When Sivak and his colleagues used Langevin dynamics to model the behavior of molecular machines, they saw significant differences between what their exact theories predicted and what their simulations produced. They tried to come up with a physical picture of what it would take to produce these wrong answers.

“It was as if extra work were being done to push our molecules around,” Sivak says. “In the real world, this would be a driven physical process, but it existed only in the simulation, so we called it ‘shadow work.’ It took exactly the form of a nonequilibrium driving force.”

They first tested this insight with “toy” models having only a single degree of freedom, and found that when they ignored the shadow work, the calculations were systematically biased. But when they accounted for the shadow work, accurate calculations could be recovered.

“Next we looked at systems with hundreds or thousands of simple molecules,” says Sivak. Using models of water molecules in a box, they simulated the state of the system over time, starting from a given thermal energy but with no “pushing” from outside. “We wanted to know how far the water simulation would be pushed by the shadow work alone.”

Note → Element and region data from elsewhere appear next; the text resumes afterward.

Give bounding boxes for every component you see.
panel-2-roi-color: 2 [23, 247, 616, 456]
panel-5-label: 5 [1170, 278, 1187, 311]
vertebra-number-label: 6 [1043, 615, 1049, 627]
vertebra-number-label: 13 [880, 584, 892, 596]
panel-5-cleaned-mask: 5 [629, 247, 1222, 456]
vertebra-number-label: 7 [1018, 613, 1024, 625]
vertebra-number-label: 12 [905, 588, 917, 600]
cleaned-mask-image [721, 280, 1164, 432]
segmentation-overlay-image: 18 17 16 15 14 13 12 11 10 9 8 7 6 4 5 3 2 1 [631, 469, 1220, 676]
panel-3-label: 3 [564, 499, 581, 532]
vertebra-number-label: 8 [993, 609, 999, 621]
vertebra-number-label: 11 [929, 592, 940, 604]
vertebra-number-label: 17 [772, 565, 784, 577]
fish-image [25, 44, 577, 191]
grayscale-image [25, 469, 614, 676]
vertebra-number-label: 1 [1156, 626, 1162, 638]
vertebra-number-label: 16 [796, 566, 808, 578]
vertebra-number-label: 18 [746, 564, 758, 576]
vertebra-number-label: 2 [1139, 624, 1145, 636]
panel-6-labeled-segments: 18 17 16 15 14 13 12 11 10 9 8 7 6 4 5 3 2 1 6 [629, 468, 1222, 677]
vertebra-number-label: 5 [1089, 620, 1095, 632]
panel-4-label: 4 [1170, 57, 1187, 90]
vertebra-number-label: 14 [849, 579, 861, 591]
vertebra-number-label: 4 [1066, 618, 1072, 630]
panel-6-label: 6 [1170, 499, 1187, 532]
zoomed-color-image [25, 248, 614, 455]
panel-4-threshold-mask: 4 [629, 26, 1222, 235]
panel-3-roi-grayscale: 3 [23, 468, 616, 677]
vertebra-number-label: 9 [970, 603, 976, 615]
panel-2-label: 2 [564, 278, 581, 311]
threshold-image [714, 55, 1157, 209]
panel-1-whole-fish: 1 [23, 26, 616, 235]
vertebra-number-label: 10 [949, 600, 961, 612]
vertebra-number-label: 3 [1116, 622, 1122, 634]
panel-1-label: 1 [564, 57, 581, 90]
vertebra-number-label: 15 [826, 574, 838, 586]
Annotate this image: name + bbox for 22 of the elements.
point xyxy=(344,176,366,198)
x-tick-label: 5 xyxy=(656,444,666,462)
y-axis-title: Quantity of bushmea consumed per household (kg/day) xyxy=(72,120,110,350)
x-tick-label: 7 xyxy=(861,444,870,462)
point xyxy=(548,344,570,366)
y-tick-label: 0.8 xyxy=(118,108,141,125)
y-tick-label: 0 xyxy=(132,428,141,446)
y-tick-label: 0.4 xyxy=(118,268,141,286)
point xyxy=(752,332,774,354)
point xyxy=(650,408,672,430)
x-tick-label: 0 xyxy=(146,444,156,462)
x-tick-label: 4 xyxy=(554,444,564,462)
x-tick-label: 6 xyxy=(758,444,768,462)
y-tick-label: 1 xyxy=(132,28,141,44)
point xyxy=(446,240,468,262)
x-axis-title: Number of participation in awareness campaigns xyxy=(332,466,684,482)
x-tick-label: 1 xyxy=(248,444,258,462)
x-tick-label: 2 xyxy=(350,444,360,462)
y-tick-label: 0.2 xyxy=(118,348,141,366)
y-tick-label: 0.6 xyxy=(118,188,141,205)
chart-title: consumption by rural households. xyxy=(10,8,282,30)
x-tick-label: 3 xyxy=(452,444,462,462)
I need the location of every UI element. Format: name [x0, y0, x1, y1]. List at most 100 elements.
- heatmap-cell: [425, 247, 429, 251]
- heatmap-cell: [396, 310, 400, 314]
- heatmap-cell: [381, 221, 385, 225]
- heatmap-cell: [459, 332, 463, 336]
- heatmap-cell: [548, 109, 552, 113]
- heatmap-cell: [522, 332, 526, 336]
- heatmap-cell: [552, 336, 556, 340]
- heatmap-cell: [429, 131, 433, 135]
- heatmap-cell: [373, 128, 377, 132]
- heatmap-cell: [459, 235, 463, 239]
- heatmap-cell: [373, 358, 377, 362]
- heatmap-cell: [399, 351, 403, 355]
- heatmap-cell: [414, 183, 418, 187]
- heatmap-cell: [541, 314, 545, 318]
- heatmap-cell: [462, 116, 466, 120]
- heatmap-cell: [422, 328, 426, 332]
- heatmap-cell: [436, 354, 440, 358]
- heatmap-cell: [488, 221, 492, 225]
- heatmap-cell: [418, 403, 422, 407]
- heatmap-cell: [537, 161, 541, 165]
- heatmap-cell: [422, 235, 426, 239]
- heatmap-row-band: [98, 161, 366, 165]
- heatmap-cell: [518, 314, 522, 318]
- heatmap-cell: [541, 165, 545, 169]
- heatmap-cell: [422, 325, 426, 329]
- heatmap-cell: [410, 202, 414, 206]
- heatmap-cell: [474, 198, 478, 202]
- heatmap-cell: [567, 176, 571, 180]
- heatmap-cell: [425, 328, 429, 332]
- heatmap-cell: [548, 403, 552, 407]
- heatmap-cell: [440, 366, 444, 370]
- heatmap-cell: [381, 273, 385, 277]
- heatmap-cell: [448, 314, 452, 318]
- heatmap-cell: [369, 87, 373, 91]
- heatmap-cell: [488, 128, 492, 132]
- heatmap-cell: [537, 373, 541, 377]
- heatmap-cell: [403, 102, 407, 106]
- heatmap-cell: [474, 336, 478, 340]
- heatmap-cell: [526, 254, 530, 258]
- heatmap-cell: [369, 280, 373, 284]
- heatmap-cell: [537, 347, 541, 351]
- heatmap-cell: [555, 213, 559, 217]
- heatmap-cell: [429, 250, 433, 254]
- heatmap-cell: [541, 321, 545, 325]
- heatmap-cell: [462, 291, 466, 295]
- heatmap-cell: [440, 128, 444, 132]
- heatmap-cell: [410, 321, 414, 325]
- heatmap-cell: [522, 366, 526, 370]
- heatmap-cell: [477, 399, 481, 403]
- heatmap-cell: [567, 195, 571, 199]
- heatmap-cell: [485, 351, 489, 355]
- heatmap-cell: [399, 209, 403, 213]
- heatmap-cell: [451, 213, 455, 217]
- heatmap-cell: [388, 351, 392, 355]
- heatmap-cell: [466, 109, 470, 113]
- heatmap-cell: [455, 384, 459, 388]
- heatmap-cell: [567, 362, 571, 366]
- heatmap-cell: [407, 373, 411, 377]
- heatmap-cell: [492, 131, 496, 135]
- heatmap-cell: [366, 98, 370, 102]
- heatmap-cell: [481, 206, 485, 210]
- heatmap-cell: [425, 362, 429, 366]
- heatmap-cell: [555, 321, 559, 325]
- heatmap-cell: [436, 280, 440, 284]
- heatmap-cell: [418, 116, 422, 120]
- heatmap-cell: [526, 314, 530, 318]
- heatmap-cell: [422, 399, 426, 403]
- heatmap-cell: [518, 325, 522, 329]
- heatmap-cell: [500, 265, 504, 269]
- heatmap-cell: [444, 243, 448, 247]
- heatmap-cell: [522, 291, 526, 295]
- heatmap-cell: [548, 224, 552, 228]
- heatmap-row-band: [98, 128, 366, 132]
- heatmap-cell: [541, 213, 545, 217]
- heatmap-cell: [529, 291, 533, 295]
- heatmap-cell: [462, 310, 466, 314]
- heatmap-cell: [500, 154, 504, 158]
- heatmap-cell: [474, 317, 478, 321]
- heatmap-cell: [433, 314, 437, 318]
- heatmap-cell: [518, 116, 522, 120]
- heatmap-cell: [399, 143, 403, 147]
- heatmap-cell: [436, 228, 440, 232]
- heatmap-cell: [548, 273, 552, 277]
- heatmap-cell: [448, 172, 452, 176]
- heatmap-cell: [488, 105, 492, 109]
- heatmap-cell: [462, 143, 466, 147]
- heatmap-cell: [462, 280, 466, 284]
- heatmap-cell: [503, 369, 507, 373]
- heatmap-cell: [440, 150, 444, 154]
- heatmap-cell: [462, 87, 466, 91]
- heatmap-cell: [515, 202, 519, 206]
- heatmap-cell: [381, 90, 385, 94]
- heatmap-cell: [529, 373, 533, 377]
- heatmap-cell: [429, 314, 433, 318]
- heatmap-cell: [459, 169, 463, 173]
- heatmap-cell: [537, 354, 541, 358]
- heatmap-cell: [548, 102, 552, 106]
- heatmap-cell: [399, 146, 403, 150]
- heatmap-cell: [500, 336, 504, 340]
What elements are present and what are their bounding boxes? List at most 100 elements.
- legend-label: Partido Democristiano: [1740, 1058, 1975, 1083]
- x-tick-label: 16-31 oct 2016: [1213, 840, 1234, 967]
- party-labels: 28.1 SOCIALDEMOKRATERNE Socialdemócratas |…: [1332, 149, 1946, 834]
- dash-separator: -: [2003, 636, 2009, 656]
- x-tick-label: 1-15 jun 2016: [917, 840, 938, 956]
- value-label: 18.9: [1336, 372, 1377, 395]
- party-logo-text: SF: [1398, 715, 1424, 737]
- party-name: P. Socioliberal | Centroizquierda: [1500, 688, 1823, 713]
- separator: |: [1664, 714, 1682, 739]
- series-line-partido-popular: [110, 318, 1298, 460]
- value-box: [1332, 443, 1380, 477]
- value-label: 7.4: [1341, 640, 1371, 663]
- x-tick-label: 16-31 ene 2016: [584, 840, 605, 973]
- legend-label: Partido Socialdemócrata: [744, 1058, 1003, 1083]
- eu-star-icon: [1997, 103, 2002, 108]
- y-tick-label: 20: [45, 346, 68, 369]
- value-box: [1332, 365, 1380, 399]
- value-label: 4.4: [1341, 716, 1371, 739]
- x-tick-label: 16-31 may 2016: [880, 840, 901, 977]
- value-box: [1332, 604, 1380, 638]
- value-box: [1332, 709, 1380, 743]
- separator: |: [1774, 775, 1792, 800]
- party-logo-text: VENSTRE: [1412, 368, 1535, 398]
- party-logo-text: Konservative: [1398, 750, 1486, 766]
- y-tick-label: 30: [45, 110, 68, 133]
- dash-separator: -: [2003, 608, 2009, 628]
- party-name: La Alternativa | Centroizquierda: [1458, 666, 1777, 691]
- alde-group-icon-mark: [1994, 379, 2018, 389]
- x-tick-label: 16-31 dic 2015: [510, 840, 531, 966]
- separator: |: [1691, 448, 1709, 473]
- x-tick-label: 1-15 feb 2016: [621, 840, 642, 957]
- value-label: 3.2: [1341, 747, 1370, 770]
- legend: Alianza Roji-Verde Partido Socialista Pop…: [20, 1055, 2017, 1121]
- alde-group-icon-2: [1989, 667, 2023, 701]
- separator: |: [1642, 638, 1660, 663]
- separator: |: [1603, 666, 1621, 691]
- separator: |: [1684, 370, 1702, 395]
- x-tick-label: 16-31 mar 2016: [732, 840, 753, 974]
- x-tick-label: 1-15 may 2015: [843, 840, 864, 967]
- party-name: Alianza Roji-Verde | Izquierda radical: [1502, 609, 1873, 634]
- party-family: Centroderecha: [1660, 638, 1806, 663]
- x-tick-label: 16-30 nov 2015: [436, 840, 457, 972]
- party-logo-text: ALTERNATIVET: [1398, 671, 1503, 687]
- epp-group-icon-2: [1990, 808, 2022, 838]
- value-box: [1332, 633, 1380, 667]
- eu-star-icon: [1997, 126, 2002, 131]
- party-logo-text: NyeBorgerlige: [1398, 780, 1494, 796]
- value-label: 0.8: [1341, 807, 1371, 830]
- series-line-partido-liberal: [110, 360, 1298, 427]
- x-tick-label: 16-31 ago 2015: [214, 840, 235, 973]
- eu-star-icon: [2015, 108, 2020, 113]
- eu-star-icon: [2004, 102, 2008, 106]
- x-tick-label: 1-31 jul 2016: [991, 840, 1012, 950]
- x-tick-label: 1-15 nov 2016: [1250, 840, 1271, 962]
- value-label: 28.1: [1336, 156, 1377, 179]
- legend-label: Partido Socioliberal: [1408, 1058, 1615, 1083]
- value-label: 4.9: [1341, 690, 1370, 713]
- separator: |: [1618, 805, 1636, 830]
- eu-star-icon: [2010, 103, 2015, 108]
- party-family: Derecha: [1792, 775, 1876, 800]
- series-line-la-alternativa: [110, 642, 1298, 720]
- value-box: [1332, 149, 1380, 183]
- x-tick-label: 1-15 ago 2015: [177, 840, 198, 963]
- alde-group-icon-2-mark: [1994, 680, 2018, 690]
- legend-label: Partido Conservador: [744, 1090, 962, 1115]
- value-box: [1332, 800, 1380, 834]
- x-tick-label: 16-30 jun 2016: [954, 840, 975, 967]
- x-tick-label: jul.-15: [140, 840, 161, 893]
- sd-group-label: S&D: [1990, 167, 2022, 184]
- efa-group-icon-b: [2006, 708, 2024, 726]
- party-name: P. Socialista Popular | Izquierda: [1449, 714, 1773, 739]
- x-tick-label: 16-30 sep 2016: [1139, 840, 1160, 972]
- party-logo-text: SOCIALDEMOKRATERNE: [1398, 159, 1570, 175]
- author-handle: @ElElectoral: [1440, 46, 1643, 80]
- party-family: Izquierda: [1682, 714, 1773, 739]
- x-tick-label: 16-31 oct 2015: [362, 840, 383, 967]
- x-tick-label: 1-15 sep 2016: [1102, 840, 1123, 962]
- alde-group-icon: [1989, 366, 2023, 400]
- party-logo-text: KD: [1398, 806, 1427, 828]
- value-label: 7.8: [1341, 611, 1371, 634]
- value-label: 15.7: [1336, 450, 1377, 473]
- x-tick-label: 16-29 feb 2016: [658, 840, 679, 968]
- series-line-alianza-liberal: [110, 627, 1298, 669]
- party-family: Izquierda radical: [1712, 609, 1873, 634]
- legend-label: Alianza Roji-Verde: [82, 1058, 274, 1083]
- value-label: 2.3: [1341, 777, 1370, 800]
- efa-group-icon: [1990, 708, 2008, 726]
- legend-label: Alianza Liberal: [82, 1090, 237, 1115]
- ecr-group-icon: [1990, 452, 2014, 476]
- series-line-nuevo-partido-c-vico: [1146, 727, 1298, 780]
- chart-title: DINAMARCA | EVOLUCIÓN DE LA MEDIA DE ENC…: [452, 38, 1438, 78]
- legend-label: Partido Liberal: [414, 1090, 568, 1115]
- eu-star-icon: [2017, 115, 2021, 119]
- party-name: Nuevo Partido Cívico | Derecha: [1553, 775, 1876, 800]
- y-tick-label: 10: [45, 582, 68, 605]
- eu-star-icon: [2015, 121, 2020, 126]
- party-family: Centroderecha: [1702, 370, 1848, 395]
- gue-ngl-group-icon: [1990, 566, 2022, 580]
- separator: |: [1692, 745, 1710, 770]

The result confirmed that even in the absence of an explicit driving force, the finite-time-step Langevin dynamics simulation acted by itself as a driving nonequilibrium process. Systematic errors resulted from failing to separate this shadow work from the actual “protocol work” that they explicitly modeled in their simulations. For the first time, Sivak and his colleagues were able to quantify the magnitude of the deviations in various test systems.

Such simulation errors can be reduced in several ways, for example by dividing the evolution of the system into ever-finer time steps, because the shadow work is larger when the discrete time steps are larger. But doing so increases the computational expense.

The better approach is to use a correction factor that isolates the shadow work from the physically meaningful work, says Sivak. “We can apply results from our calculation in a meaningful way to characterize the error and correct for it, separating the physically realistic aspects of the simulation from the artifacts of the computer method.”